REVIEW: Jumanji

January 1, 2018

Director: Joe Johnston

Screenplay: Greg Taylor, Jonathan Hensleigh, Jim Strain

Starring: Robin Williams, Bonnie Hunt, Kirsten Dunst, Bradley Pierce, David Alan Grier, Jonathan Hyde, Bebe Neuwirth

Runtime: 104 Minutes


Original UK Release: 1996




Joe Johnston’s Jumanji might be the best cinematic metaphor ever for the eternal nightmare of playing board games with the family, but at the same time it’s a really strong, exceptionally entertaining and downright frightening fantasy adventure picture that manages to capitalise on star Robin Williams' mainstream popularity and blockbuster success in the 1990s.


There may be a slow start to the main story as the 1969 sequence plays out, but it’s all in the aid of building character. There’s a surprising amount of emotion behind the characters at the centre of the story, from the older generation of Alan Parish (Robin Williams) and Sarah Whittle (Bonnie Hunt), to the young siblings Judy (Kirsten Dunst) and Peter Shepherd (Bradley Pierce).


The performances from all are really strong and they share a great onscreen chemistry. Williams’ decision to play the role straight might seem initially against his better (or worse) instincts, but he injects a great sense of energy into the film with his character holding the strongest story arc of the main characters.


Although based on the 1981 fantasy children’s book by Chris Van Allsburg, Jumanji could just as easily be read as a post-modern reinvention of the Peter Pan story. Where a young boy not ready to grow up and accept the responsibilities of adulthood escapes to a mystical world, and upon returning to the world in the form of a fully grown man he must come to a direct confrontation with Van Pelt (Jonathan Hyde), a 20th-century hunter from the jungles of Jumanji who has been following him; a manifested representation of the bully father figure that he imagined for himself and ran from a child (also played by Jonathan Hyde in a callback to the stage performances of Captain Hook).

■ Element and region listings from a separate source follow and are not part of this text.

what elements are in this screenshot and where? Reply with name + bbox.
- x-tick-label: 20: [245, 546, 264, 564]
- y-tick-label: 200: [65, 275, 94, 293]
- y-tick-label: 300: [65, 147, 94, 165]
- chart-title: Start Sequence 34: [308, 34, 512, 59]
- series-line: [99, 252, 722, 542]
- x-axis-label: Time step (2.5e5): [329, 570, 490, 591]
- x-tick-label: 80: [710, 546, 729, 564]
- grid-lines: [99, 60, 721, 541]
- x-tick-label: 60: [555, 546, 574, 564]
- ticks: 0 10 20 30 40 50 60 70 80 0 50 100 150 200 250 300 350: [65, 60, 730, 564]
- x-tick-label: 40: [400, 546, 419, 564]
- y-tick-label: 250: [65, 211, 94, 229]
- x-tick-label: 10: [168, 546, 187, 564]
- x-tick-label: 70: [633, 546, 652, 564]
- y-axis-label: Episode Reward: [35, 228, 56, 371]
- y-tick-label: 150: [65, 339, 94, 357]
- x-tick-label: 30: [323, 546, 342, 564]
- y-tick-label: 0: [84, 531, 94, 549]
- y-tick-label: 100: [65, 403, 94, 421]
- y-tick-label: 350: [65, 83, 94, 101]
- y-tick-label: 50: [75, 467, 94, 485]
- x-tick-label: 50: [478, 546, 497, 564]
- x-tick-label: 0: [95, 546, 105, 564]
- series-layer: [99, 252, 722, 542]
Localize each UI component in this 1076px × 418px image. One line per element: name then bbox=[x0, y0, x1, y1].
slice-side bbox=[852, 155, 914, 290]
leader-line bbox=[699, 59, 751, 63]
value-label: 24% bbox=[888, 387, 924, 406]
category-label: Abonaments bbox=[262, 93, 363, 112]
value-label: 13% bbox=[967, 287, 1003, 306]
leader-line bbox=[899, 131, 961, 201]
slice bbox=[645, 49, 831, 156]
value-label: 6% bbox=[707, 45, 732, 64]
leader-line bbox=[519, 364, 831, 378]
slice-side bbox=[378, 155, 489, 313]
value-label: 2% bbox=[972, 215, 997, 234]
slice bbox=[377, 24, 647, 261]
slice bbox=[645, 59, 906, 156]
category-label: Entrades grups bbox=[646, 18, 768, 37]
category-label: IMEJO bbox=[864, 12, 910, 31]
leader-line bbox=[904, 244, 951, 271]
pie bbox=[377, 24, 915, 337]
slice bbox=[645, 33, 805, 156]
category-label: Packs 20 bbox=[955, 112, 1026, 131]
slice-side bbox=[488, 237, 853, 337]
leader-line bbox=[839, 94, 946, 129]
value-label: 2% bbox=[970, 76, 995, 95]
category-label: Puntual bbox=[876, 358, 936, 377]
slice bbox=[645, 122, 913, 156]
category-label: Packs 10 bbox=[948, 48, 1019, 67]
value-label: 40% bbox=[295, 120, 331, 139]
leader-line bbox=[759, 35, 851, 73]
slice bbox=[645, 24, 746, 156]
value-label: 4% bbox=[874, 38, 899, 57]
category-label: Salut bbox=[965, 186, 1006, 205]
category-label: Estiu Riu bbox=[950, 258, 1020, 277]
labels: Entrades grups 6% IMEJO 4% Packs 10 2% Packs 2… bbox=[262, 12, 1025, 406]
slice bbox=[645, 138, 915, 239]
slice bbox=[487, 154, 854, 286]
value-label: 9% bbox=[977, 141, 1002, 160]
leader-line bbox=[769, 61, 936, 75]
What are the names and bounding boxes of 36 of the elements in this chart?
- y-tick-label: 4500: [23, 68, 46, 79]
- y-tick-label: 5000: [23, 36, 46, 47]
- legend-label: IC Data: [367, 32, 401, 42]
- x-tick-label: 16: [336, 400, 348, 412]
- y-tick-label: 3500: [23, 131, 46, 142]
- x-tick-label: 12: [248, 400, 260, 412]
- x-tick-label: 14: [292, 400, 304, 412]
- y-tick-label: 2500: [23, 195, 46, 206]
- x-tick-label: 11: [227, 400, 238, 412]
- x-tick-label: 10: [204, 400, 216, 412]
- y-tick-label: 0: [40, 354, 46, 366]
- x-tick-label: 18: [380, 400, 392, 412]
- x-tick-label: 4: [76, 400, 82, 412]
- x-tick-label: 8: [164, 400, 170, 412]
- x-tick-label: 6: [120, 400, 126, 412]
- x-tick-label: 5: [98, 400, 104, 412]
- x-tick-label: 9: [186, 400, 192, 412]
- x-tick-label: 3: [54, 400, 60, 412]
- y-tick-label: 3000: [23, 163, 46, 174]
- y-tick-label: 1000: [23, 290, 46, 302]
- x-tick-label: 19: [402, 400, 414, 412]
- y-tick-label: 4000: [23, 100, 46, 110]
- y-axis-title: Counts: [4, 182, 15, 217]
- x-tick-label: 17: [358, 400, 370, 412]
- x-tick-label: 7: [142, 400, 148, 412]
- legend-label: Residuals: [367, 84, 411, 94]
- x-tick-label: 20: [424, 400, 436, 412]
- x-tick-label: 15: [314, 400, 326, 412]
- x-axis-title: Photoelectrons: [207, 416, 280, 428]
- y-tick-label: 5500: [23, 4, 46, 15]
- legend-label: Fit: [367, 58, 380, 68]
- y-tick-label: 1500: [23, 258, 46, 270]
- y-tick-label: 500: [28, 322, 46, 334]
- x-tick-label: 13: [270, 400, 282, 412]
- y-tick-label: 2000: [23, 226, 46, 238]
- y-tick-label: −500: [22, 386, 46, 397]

Joe Johnston's films always have a very lived in aesthetic and this is a spectacularly looking and sounding film, right down to the worn-out coat and shirt that Williams dons throughout as a throwback to vintage 50’s adventure tales. The buffoonery of the genre sticks its chin out at every opportunity, never taking itself too seriously but sticking to the rules that it lays out for itself. This is further elevated by a brassy and thunderous James Horner score.


The creatures that emerge from the game at every dice throw are really nasty pieces of work, brought to life through a mixture of animatronics and CGI effects that lift them ever so slightly out of reality with hightened features and expressions. For the most part they look really great, and the design of the wooden board game is a gorgeously strange creation. It’s never explained how or why the board game exists, whether its some form of twisted torment or a gateway to another world, but that’s beside the point and the imagination fills in the gaps.


The sleight of hand it plays is that the central mythical jungle of Jumanji is one that is never seen, but through the way in which Alan speaks of it, as well as the heightened-reality creatures that escape from it, you feel that this really is the place where nightmares come from. There’s an attention paid to the changing world around them as the game goes on, including the bewildering and catastrophic changes that undergo the town when the creatures are let loose (everyone just loots), including a great running gag involving the last rhino of the stampede being always a few paces behind gasping for breath.


The film isn’t perfect, some side characters could certainly do with more depth, including as sidelined and constantly suffering  police officer (David Alan Grier), but its helped in large by a surprisingly tight and adventurous screenplay that trims the fat of the story to a brisk runtime that doesn’t skimp on character focus and engagement.


While sharing some uneven slapstick tones and a gaunt plot by some standards, Jumanji is a funny, heartfelt, scary and unique family adventure that (besides some now shoddy looking CGI) manages to please on a multitude of levels.